DEV Community

Saravanan
Saravanan

Posted on

SQL Concepts

SQL(Structured Query Language) is a domain-specific language that is used for managing data in a relational database. We will look at some of the concepts of SQL in detail below.

ACID

ACID1 - Atomicity, Consistency, Isolation, and Durability.

Atomicity

Atomicity guarantees that a transaction, which consists of one or multiple SQL statements, is either entirely executed or not executed at all. A transaction can be committed, making all its changes permanent, or rolled back, undoing all of its changes. As a result, the database has only two states - one before the transaction is executed and one after it is completed - with no intermediate states.

Consistency

Consistency ensures that the database is in a uniform state both before and after the execution of a transaction. This encompasses all rules, constraints, and triggers, and any deviations from this state of uniformity will result in the transaction being aborted.

Isolation

In situations where multiple transactions are executed simultaneously in parallel, the final state of the database must be identical to the state that would result from sequentially executing those transactions.

Durability

Durability ensures that the modifications made to the database persist once a transaction is committed. Such changes should only result from SQL transactions, and external factors should not impact them.

CAP Theorem

Eric Brewer proposed the CAP theorem2, which states that any distributed data store can provide only two out of the three following properties: consistency, availability, and partition tolerance.

  • Consistency - At any given moment, all users view identical data, and any alterations made are instantaneously reflected everywhere.
  • Availability - The database responds to every request, regardless of whether or not the response is consistent.
  • Partition tolerance - A partition occurs when one or more nodes of a database become unavailable. Partition tolerance refers to the system's ability to continue functioning despite such partitions.

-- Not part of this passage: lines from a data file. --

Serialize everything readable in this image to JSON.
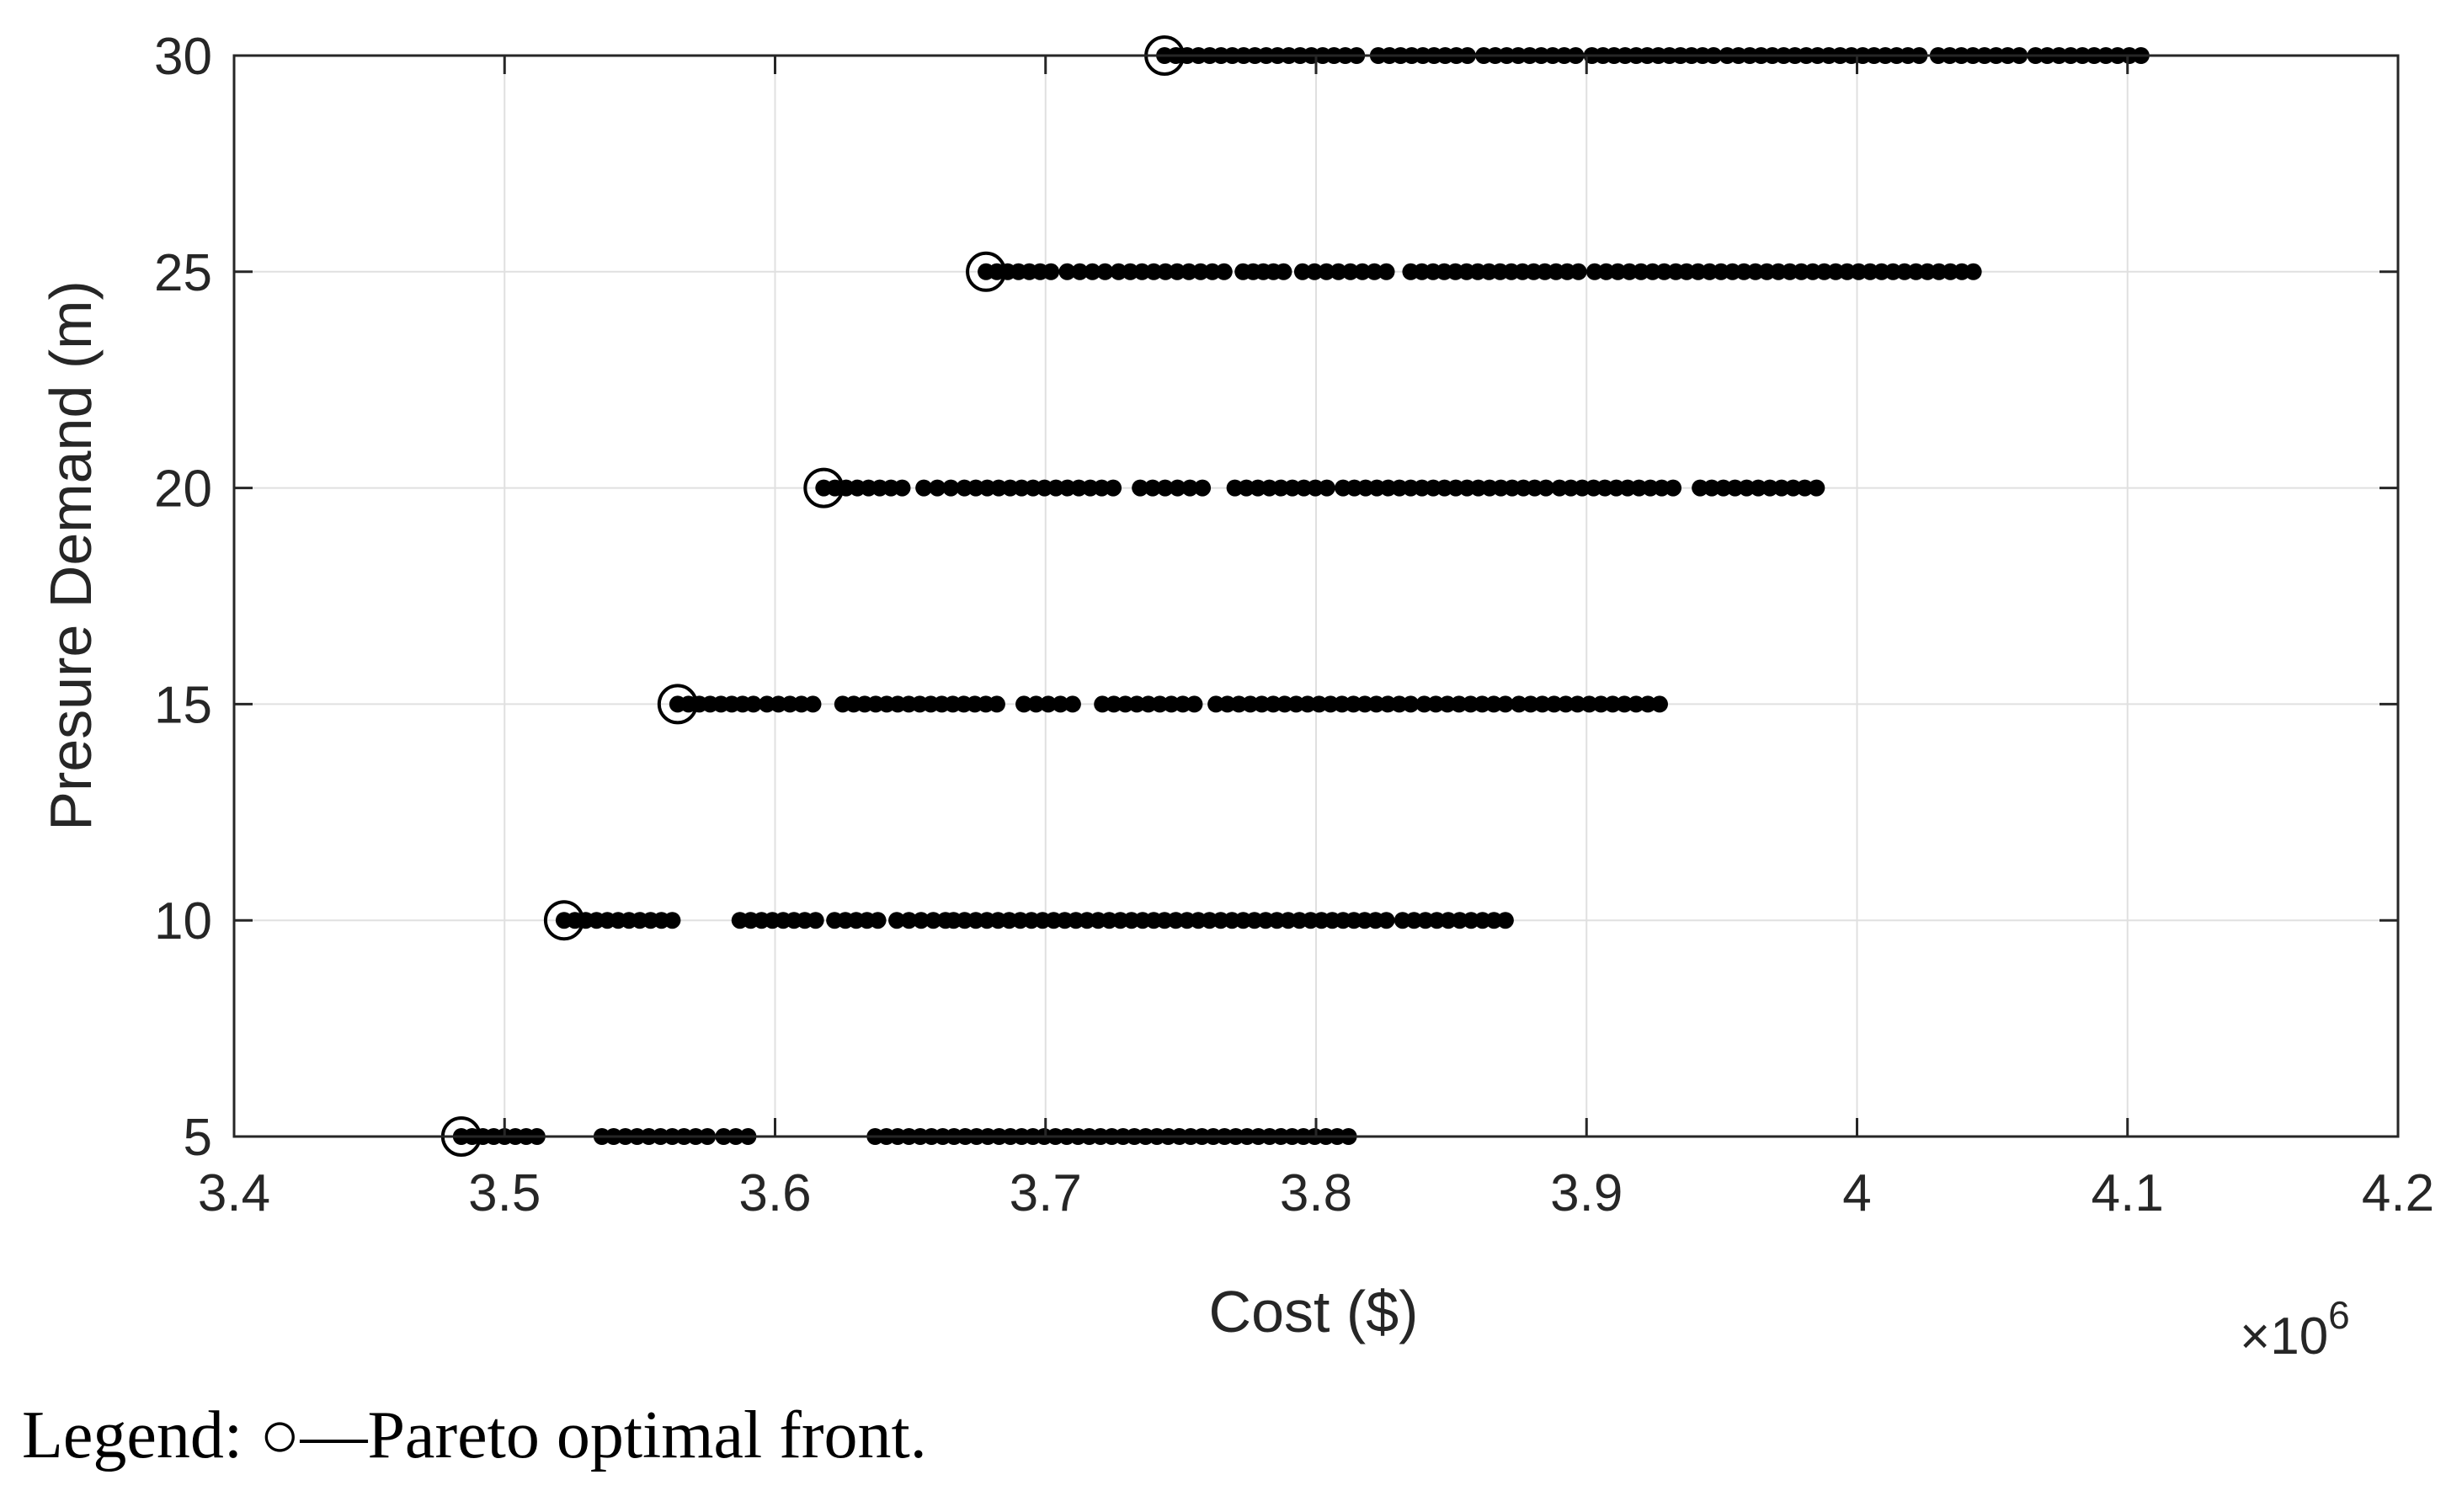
{
  "chart_data": {
    "type": "scatter",
    "xlabel": "Cost ($)",
    "ylabel": "Presure Demand (m)",
    "x_multiplier_label": "×10",
    "x_multiplier_exponent": "6",
    "xlim": [
      3.4,
      4.2
    ],
    "ylim": [
      5,
      30
    ],
    "x_ticks": [
      3.4,
      3.5,
      3.6,
      3.7,
      3.8,
      3.9,
      4.0,
      4.1,
      4.2
    ],
    "x_tick_labels": [
      "3.4",
      "3.5",
      "3.6",
      "3.7",
      "3.8",
      "3.9",
      "4",
      "4.1",
      "4.2"
    ],
    "y_ticks": [
      5,
      10,
      15,
      20,
      25,
      30
    ],
    "y_tick_labels": [
      "5",
      "10",
      "15",
      "20",
      "25",
      "30"
    ],
    "grid": true,
    "series": [
      {
        "marker": "filled-dot",
        "points": [
          {
            "y": 5,
            "segments": [
              [
                3.484,
                3.512
              ],
              [
                3.536,
                3.575
              ],
              [
                3.581,
                3.59
              ],
              [
                3.637,
                3.812
              ]
            ]
          },
          {
            "y": 10,
            "segments": [
              [
                3.522,
                3.562
              ],
              [
                3.587,
                3.615
              ],
              [
                3.622,
                3.638
              ],
              [
                3.645,
                3.663
              ],
              [
                3.666,
                3.74
              ],
              [
                3.744,
                3.798
              ],
              [
                3.802,
                3.826
              ],
              [
                3.832,
                3.87
              ]
            ]
          },
          {
            "y": 15,
            "segments": [
              [
                3.564,
                3.592
              ],
              [
                3.597,
                3.614
              ],
              [
                3.625,
                3.682
              ],
              [
                3.692,
                3.71
              ],
              [
                3.721,
                3.755
              ],
              [
                3.763,
                3.835
              ],
              [
                3.84,
                3.87
              ],
              [
                3.875,
                3.927
              ]
            ]
          },
          {
            "y": 20,
            "segments": [
              [
                3.618,
                3.647
              ],
              [
                3.655,
                3.665
              ],
              [
                3.67,
                3.725
              ],
              [
                3.735,
                3.758
              ],
              [
                3.77,
                3.804
              ],
              [
                3.81,
                3.885
              ],
              [
                3.89,
                3.932
              ],
              [
                3.942,
                3.985
              ]
            ]
          },
          {
            "y": 25,
            "segments": [
              [
                3.678,
                3.702
              ],
              [
                3.708,
                3.722
              ],
              [
                3.727,
                3.766
              ],
              [
                3.773,
                3.788
              ],
              [
                3.795,
                3.826
              ],
              [
                3.835,
                3.897
              ],
              [
                3.903,
                3.933
              ],
              [
                3.937,
                4.043
              ]
            ]
          },
          {
            "y": 30,
            "segments": [
              [
                3.744,
                3.815
              ],
              [
                3.823,
                3.856
              ],
              [
                3.862,
                3.896
              ],
              [
                3.902,
                3.947
              ],
              [
                3.952,
                4.023
              ],
              [
                4.03,
                4.06
              ],
              [
                4.066,
                4.105
              ]
            ]
          }
        ]
      },
      {
        "marker": "open-circle",
        "points": [
          {
            "x": 3.484,
            "y": 5
          },
          {
            "x": 3.522,
            "y": 10
          },
          {
            "x": 3.564,
            "y": 15
          },
          {
            "x": 3.618,
            "y": 20
          },
          {
            "x": 3.678,
            "y": 25
          },
          {
            "x": 3.744,
            "y": 30
          }
        ]
      }
    ],
    "colors": {
      "dot": "#000000",
      "grid": "#e0e0e0",
      "axis": "#262626"
    }
  },
  "caption": {
    "prefix": "Legend: ",
    "symbol": "○",
    "dash": "—",
    "text": "Pareto optimal front."
  }
}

When a node fails, the system must choose whether to prioritize consistency or availability. If consistency is prioritized, transactions are rolled back to synchronize the non-failed nodes with the failed ones. On the other hand, if availability is prioritized, transactions proceed, but the nodes may become inconsistent.

Joins

A join is a keyword in SQL that joins two or more tables to form a single table based upon a condition on matching fields. Five common types of joins are used.

  • JOIN/INNER JOIN - returns rows from both tables where matching values are found in the joined columns of both tables.
  • LEFT JOIN - returns every row from the left table. When a row is found with a matching value in the right table, values from that row are included in the results.
  • RIGHT JOIN - returns every row from the right table. When a row is found with a matching value in the left table, values from that row are included in the results.
  • FULL OUTER JOIN - returns every row from both tables and joins the rows where values in the joined columns match. If there's no match for a value in either the left or right table, the query result contains no values for that table.
  • CROSS JOIN - return every possible combination of rows from both tables.

Aggregations

Aggregate functions combine values from multiple rows, perform an operation on those values, and return a single result. Some of the commonly used aggregate functions are given below.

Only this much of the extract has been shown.